Ni Kuang wrote some of the most beloved Chinese novels of the past 60 years, including more than 140 belonging to the hugely popular New Adventures Of Wisely series, which was first published in 1963. His Wisely novels were widely adapted for the big and small screen. Ni Kuang’s creation Wisely, an adventurer, kept readers coming back with a series of outer space missions and encounters with mysterious beings and aliens.

Dr Yuen was also another popular novel series from Ni Kuang, who also had a successful career as a scriptwriter.

As a multi-talented writer, Ni Kuang also penned more than 300 screenplays, including works for the Shaw Brothers film studio spanning the 1960s to early 1980s.

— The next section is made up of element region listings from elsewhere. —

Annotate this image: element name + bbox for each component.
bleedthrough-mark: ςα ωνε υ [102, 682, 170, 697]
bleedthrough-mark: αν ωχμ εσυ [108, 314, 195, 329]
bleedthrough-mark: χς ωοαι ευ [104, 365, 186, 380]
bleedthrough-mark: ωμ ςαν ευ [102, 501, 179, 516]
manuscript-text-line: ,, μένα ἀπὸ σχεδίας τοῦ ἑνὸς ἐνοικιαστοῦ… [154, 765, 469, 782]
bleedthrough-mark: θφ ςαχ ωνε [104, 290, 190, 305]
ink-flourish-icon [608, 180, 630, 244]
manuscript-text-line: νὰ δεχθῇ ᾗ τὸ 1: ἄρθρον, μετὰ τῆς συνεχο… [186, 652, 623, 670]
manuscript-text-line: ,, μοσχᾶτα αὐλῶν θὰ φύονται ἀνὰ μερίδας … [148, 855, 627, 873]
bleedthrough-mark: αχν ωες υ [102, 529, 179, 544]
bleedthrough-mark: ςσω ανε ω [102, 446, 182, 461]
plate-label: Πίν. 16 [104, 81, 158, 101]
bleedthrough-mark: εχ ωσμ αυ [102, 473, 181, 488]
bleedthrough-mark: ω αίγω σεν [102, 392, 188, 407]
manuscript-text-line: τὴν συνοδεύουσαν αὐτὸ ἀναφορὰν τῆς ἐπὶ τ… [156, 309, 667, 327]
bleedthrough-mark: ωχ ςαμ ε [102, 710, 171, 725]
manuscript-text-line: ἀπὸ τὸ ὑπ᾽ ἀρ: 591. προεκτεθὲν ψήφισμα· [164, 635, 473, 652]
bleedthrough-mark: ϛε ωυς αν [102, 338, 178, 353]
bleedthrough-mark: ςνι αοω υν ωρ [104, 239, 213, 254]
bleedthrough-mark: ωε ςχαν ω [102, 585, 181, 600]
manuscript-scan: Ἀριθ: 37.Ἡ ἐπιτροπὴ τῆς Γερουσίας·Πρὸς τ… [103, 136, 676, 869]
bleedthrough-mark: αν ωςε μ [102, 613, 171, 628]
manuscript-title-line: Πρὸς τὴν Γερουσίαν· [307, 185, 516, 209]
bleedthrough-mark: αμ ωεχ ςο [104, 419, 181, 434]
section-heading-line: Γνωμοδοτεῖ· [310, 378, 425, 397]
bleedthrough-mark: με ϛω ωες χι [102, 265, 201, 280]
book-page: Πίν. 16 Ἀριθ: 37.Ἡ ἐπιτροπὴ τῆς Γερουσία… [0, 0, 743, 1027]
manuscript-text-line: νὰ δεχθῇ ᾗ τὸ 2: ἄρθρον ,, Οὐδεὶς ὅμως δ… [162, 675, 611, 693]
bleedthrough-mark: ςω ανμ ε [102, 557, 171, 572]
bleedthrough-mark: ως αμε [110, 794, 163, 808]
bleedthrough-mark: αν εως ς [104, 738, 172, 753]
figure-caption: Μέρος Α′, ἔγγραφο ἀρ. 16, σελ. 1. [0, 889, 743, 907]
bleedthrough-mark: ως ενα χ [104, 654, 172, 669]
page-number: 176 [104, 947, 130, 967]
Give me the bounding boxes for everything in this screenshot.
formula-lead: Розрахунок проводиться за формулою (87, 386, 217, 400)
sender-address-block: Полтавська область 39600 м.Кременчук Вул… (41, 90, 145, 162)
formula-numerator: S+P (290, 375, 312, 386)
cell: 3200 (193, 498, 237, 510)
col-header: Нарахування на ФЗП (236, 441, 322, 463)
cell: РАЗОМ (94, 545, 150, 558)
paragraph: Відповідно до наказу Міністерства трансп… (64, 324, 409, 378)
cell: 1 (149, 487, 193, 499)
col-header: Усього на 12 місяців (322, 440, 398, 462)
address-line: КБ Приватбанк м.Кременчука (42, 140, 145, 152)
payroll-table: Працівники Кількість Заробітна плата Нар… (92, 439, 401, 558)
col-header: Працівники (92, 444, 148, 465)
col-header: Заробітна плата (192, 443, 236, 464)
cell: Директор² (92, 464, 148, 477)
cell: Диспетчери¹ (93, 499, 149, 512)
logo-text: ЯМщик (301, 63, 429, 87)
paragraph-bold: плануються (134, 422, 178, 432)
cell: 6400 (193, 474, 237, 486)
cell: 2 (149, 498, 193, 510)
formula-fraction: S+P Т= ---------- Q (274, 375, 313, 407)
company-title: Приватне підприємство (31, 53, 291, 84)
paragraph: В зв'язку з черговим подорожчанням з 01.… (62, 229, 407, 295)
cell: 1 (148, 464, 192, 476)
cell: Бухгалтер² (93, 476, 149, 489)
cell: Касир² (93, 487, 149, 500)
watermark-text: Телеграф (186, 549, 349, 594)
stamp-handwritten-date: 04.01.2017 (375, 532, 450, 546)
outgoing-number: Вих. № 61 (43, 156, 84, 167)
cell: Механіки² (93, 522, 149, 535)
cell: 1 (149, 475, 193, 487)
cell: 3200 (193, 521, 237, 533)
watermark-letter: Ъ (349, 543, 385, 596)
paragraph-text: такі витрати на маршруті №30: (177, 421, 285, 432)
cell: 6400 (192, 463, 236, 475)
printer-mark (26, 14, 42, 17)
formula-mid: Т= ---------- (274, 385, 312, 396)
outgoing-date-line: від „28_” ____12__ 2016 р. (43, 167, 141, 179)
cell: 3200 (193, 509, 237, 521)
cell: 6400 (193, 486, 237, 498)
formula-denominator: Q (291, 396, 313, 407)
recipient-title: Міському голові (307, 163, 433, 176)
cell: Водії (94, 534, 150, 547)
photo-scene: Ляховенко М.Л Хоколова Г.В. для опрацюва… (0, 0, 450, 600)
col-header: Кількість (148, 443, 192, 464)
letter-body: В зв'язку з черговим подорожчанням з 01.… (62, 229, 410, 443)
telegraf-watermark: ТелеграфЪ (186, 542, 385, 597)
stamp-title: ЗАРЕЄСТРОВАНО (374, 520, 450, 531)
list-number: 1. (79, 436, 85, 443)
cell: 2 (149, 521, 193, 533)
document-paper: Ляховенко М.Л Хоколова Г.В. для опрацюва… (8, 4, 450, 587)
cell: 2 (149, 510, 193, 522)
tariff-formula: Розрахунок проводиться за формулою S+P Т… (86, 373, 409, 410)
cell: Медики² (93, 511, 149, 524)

He used to work with co-writer Chang Chen.

Ni Kuang, with his keen interest to broaden the martial arts genre, wrote scripts for classic HK films The 36th Chamber Of Shaolin and One Armed Swordsman and had a hand in two of Bruce Lee’s six movies The Big Boss and Fist Of Fury though the writing credit went to Wei Lo.

Tenky Tin, spokesman of the Federation of Hong Kong Filmmakers, in quotes supplied to the South China Morning Post, said: “For those who are a bit old, they all know that the three greatest talents in the literary world are Jin Yong, (popularly known as Louis Cha), Gu Long and Ni Kuang. After that, no such iconic and epoch-making people have appeared. I am wondering if this is the end of an era.”

Gu died in 1985. Cha died more recently, in 2018.